O tratamento das duas infecções demanda mais de um medicamento. Muitas vezes a interação entre os remédios pode exigir mudanças no tratamento do HIV ou da TB. Assim, é importante que cada paciente tenha seu esquema avaliado individualmente.
Em geral, os tratamentos fazem os sintomas melhorarem. Na dupla HIV-TB nem sempre esta relação é direta. Em pacientes muito imunossuprimidos pelo HIV, a melhora inicial, ao tratar a TB, pode ser seguida por piora dos sintomas - com febre, aumento de gânglios, piora nos raios-X - a isso chamamos reação paradoxal. À medida que o tratamento do HIV faz efeito e a imunidade melhora, o organismo passa a "brigar" com a tuberculose. Essa "briga" pode aumentar a inflamação e com isso piorar sintomas que vinham melhorando. É uma piora transitória, que demonstra melhora na imunidade.

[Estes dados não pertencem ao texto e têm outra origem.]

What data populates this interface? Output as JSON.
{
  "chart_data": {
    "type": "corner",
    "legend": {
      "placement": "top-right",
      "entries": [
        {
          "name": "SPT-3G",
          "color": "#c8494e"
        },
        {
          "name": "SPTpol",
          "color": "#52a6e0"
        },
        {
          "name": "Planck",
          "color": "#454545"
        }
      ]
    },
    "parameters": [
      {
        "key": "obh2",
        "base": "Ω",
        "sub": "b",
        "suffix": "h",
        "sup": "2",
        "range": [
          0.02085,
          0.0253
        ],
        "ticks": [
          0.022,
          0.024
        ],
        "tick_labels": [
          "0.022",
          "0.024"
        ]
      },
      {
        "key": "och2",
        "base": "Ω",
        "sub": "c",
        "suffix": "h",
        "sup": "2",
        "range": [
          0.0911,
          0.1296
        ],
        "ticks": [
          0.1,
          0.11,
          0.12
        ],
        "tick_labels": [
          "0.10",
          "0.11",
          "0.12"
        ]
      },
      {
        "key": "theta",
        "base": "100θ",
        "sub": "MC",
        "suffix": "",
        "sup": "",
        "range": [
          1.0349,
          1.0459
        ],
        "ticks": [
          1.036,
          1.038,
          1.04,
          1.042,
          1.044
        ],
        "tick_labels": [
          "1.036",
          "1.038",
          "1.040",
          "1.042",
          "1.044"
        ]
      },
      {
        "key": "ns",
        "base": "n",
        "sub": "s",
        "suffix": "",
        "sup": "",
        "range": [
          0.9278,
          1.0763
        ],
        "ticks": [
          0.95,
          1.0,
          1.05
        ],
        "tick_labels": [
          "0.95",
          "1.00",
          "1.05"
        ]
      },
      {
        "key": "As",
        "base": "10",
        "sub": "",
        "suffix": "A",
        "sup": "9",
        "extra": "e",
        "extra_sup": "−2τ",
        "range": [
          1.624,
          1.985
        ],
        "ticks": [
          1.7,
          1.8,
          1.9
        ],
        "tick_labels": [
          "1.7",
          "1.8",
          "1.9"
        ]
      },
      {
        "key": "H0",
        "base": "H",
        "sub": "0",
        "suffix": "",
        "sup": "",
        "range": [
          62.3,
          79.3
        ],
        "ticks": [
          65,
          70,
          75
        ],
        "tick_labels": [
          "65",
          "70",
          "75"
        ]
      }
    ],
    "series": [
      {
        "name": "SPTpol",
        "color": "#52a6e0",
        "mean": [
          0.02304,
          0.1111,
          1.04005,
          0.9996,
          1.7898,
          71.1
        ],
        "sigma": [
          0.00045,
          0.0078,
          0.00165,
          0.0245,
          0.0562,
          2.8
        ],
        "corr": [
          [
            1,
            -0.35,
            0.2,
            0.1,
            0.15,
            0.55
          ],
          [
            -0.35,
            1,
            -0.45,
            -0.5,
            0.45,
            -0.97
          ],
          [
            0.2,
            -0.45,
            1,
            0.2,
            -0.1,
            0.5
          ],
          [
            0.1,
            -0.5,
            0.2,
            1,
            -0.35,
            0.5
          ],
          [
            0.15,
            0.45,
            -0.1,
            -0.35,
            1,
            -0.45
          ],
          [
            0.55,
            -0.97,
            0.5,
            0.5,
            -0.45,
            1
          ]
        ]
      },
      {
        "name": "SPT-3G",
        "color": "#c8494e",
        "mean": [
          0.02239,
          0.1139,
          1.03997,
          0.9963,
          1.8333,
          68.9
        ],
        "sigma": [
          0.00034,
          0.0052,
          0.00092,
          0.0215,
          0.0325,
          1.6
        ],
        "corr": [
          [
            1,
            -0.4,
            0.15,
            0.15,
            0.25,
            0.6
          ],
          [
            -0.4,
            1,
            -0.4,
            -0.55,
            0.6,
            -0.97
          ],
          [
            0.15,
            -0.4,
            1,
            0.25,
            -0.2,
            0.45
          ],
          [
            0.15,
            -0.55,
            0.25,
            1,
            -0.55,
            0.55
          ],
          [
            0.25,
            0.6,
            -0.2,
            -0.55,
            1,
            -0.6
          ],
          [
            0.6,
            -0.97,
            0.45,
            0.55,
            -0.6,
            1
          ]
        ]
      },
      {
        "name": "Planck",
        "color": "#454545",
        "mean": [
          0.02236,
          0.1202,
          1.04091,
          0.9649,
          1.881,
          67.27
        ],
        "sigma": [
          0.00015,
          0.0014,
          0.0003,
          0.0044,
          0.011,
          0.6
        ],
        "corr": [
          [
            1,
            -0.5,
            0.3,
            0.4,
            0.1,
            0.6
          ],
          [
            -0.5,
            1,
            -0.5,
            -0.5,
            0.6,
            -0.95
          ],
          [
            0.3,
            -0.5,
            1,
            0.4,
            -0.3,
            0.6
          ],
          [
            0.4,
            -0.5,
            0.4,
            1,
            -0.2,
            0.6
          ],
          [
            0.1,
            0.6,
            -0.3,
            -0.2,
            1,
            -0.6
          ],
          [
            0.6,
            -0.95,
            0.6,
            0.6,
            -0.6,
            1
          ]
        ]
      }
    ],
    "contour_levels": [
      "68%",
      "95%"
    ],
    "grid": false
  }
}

Embora vírus e bactérias sejam espertos, nós contamos com algumas vantagens no combate da dupla TB-HIV. Sabemos que tratar o HIV e manter a imunidade em níveis elevados diminui o risco de contrair tuberculose - e esse é apenas um dos muitos motivos pelos quais orienta-se tratar o HIV de todas as pessoas, independentemente dos exames ou quadro clínico.

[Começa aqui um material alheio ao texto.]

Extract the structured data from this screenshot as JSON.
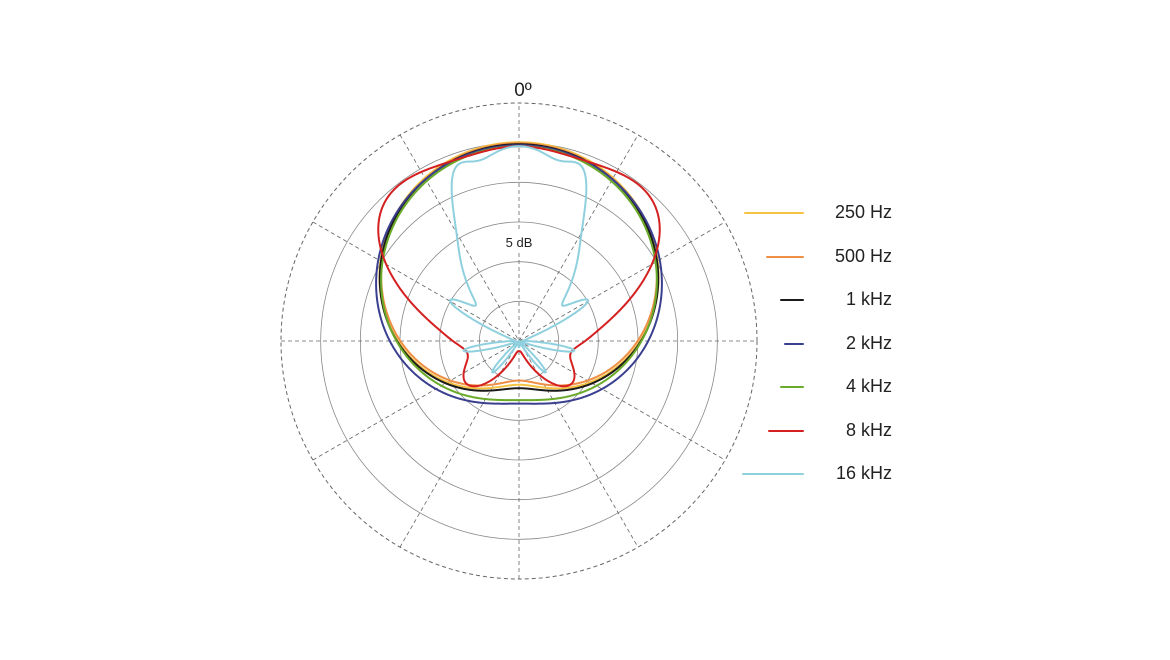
{
  "chart_data": {
    "type": "polar",
    "title": "",
    "angle_label": "0º",
    "radial_label": "5 dB",
    "radial_rings": 6,
    "angle_step_deg": 30,
    "max_level": 1.0,
    "series": [
      {
        "name": "250 Hz",
        "color": "#f5c242",
        "swatch_length": 60,
        "pattern": {
          "type": "cardioid",
          "a": 0.61,
          "power": 1.0,
          "scale": 1.0
        }
      },
      {
        "name": "500 Hz",
        "color": "#ef8f45",
        "swatch_length": 38,
        "pattern": {
          "type": "cardioid",
          "a": 0.6,
          "power": 1.0,
          "scale": 0.995
        }
      },
      {
        "name": "1 kHz",
        "color": "#1a1a1a",
        "swatch_length": 24,
        "pattern": {
          "type": "cardioid",
          "a": 0.62,
          "power": 1.0,
          "scale": 0.99
        }
      },
      {
        "name": "2 kHz",
        "color": "#3b3f8f",
        "swatch_length": 20,
        "pattern": {
          "type": "cardioid",
          "a": 0.66,
          "power": 1.0,
          "scale": 0.985
        }
      },
      {
        "name": "4 kHz",
        "color": "#6aaa2a",
        "swatch_length": 24,
        "pattern": {
          "type": "cardioid",
          "a": 0.7,
          "power": 1.3,
          "scale": 0.98
        }
      },
      {
        "name": "8 kHz",
        "color": "#d42020",
        "swatch_length": 36,
        "pattern": {
          "type": "lobed",
          "a": 0.66,
          "power": 2.6,
          "scale": 0.98,
          "lobe_amp": 0.13,
          "lobe_n": 4,
          "lobe_width": 0.35
        }
      },
      {
        "name": "16 kHz",
        "color": "#8fd0de",
        "swatch_length": 62,
        "pattern": {
          "type": "spiky",
          "a": 0.55,
          "power": 7.5,
          "scale": 0.98,
          "lobe_amp": 0.18,
          "lobe_n": 9,
          "lobe_width": 0.14
        }
      }
    ]
  }
}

Além disso, muito embora não exista vacina para tuberculose eficaz para adultos, é possível identificar, por meio de exames, as pessoas que já foram infectadas pela TB e ainda não adoeceram. Estas pessoas com tuberculose latente, ou seja, na forma dormente, assintomática, não infectante, podem ser tratadas antes de adoecerem. O tratamento para prevenir a TB deve ser oferecido não só a pessoas infectadas pelo HIV, mas também para pessoas com outros riscos para tuberculose, como as com diabetes, as transplantadas, entre outras.